In these volatile environments where the product concept is still being figured out, a monolith will help the team move faster because code is easier to move around and there is less infrastructure to change.
Conversely if your startup spins up many microservices, you are likely to create the wrong boundaries because you don’t yet understand customer problems well enough. Your understanding of the domain is insufficient to be accurately reflected in your services structure.
In my experience, I’ve found that using the phrase “modular monolith” softens the blow for many engineers who have an adverse reaction to the term “monolith.”
Using microservices is an architecture option, not a goal unto itself. Customers don’t care whether you have a microservice architecture or not. The goal should be something else like establishing clearer boundaries between teams, increasing productivity, reducing cognitive load of developers, isolating specific problems, etc.
Consider the Build-Measure-Learn feedback loop used by lean startups. Start with a single service. Build it. Measure how it performs against your expectations – does it deliver the organizational benefits you hoped for? If not, why? Learn from that experience and build the next service, apply your new knowledge.
In the Build-Measure-Learn approach, your services will incrementally improve with each iteration. You will minimize risk because when your service design or implementation contains a flaw, that flaw is likely to be contained to just that service not the whole bunch.

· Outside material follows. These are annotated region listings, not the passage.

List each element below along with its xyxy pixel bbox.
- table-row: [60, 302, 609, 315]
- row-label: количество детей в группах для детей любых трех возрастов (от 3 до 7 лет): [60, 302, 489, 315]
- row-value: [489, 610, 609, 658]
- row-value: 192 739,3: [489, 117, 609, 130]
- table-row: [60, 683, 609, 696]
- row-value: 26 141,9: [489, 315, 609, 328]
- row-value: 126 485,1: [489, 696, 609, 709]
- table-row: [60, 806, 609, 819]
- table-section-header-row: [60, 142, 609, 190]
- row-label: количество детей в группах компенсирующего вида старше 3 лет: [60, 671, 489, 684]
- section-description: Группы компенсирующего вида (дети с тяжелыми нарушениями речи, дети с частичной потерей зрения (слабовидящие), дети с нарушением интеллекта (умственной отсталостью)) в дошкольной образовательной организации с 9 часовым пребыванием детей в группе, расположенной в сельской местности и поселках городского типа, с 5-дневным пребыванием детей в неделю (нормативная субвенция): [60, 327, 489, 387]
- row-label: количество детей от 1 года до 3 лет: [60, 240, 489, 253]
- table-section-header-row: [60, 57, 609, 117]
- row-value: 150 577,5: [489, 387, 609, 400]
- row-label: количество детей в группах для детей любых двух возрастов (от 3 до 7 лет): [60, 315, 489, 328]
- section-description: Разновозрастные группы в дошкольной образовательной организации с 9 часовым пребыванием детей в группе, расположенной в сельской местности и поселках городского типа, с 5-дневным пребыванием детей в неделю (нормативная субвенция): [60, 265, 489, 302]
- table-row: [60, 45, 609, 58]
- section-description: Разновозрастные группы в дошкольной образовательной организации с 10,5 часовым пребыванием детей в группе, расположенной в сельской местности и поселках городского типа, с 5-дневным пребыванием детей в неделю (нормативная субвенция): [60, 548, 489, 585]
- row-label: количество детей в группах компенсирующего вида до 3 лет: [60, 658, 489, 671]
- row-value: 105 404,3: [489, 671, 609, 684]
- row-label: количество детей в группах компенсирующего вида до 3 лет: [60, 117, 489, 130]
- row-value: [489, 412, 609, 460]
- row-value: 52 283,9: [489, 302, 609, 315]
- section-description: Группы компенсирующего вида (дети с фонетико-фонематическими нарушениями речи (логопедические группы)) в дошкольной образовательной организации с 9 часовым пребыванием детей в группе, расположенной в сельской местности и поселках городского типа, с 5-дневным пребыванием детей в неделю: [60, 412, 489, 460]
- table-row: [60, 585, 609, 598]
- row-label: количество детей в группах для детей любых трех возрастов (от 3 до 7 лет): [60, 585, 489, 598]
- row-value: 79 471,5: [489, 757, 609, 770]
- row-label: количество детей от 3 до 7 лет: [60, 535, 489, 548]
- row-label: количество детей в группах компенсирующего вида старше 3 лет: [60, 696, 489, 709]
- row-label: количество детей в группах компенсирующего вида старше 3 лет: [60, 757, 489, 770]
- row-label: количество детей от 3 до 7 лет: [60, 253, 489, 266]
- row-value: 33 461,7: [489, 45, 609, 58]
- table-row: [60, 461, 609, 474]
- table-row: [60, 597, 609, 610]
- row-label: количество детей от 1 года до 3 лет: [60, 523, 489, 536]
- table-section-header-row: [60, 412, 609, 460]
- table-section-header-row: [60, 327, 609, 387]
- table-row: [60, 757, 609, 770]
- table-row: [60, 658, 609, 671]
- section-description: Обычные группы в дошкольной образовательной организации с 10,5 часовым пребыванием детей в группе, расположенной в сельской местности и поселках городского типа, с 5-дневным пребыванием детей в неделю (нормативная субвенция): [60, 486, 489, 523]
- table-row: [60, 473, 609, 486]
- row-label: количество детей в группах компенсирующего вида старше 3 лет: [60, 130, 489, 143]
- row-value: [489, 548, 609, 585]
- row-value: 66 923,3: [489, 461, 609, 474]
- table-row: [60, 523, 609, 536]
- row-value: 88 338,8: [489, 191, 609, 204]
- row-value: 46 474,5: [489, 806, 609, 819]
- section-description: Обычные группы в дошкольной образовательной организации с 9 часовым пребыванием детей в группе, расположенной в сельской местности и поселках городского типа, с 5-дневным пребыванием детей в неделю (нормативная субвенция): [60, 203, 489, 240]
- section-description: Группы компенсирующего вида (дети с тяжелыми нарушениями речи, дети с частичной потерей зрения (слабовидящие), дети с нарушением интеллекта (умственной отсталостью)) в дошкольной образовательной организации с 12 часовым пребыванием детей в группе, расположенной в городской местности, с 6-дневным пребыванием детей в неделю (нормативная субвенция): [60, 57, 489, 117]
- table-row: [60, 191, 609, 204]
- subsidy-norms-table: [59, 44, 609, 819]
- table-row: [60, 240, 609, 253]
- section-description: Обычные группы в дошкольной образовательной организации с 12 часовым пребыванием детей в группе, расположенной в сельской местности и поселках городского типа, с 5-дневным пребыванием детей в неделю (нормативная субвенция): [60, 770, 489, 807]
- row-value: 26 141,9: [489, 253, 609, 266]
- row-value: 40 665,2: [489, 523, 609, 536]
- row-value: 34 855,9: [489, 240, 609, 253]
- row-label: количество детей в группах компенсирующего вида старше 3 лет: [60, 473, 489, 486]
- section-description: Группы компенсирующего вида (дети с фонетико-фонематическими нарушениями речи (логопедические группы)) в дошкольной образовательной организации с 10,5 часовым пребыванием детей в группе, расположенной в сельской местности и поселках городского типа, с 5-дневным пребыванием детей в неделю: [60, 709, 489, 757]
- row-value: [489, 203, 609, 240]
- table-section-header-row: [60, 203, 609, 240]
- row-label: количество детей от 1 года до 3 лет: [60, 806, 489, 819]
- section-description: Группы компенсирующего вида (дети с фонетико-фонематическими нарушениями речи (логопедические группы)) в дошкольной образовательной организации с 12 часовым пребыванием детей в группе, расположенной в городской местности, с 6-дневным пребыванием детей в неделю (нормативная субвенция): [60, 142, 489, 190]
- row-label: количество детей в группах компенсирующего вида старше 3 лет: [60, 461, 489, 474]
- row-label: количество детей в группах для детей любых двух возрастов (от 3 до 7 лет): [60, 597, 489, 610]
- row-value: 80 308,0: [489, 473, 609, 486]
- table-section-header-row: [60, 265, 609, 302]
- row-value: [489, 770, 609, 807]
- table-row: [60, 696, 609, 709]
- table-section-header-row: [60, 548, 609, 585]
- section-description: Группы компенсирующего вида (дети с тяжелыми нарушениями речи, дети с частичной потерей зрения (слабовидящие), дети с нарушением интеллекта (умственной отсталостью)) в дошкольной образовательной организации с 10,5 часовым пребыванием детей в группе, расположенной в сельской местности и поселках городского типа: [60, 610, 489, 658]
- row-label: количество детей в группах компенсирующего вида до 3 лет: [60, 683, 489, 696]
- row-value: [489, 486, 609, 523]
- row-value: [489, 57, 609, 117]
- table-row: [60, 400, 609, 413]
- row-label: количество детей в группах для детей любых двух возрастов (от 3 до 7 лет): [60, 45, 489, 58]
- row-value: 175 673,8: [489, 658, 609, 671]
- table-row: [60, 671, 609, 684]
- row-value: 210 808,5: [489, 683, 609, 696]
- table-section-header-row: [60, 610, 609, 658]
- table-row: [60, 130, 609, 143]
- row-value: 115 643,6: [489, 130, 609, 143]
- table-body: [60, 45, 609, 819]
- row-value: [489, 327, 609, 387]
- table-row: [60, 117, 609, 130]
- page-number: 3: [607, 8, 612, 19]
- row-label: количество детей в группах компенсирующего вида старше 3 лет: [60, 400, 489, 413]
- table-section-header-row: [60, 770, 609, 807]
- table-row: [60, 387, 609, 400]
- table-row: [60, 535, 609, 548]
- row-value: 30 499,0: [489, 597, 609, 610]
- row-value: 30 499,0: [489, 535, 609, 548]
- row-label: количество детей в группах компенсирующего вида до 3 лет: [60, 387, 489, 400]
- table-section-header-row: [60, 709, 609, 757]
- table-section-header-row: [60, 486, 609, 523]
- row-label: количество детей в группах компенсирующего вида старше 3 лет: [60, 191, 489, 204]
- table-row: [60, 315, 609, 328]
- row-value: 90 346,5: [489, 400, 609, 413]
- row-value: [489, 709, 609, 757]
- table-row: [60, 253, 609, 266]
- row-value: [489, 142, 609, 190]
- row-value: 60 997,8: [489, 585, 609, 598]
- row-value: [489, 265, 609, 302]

What customer problems are you trying to solve? Diagram those problem spaces out to identify boundaries between services. The better you understand your domain problem space, the more closely your service structure will match the problem, thereby creating less confusion and more clarity for your developers.
This is a spin on an idea presented in Clean Architecture – your code structure should match system intent. If you’re building an app for exercise, your code and your services should look like they belong to an exercise app, not a generic CRUD app.
When building new services, you will be tempted to push logic up into middleware where it can be leveraged by multiple services. In theory this provides reusability and deduplication. But in practice you are likely to slow down feature development
Apply middleware logic judiciously and consider if that logic should belong in its own service rather than in middleware.
Most teams transitioning from monolith to microservices start with the code. Many teams unfortunately stop there, leaving a shared database untouched.
By splitting out the code but not data, we have made the code more complex while not deriving the benefits of separate services. We are still at the mercy of a single point of failure where multiple teams and services must still communicate heavily to avoid stepping on each other’s toes.
The harder parts about splitting out the data are usually:
The difficulty of splitting data sources is another reason to judiciously separate services, not go all-in at once. Take your data migrations one at a time.
Spotify uses a modular monolith, where modules encapsulate a single problem domain. These modules can be independently managed by the appropriate team. When your code follows a modular monolith architecture, you have options along the way of deciding which modules to split out into separate services.
Service oriented architectures require services to communicate through APIs. Sometimes those APIs can be REST endpoints, other times they are things like event buses. In any case, it’s important that your API contracts remain stable and predictable for consumers to avoid breakage.
Trouble happens when API endpoints are built on magic code, for instance a data model that gets automatically decoded to JSON for external consumption. You may change some internal on the data model and not realize the downstream effects on consumers. Instead of relying on magic, be more explicit about what fields and data gets returned for consumption in each of your API endpoints.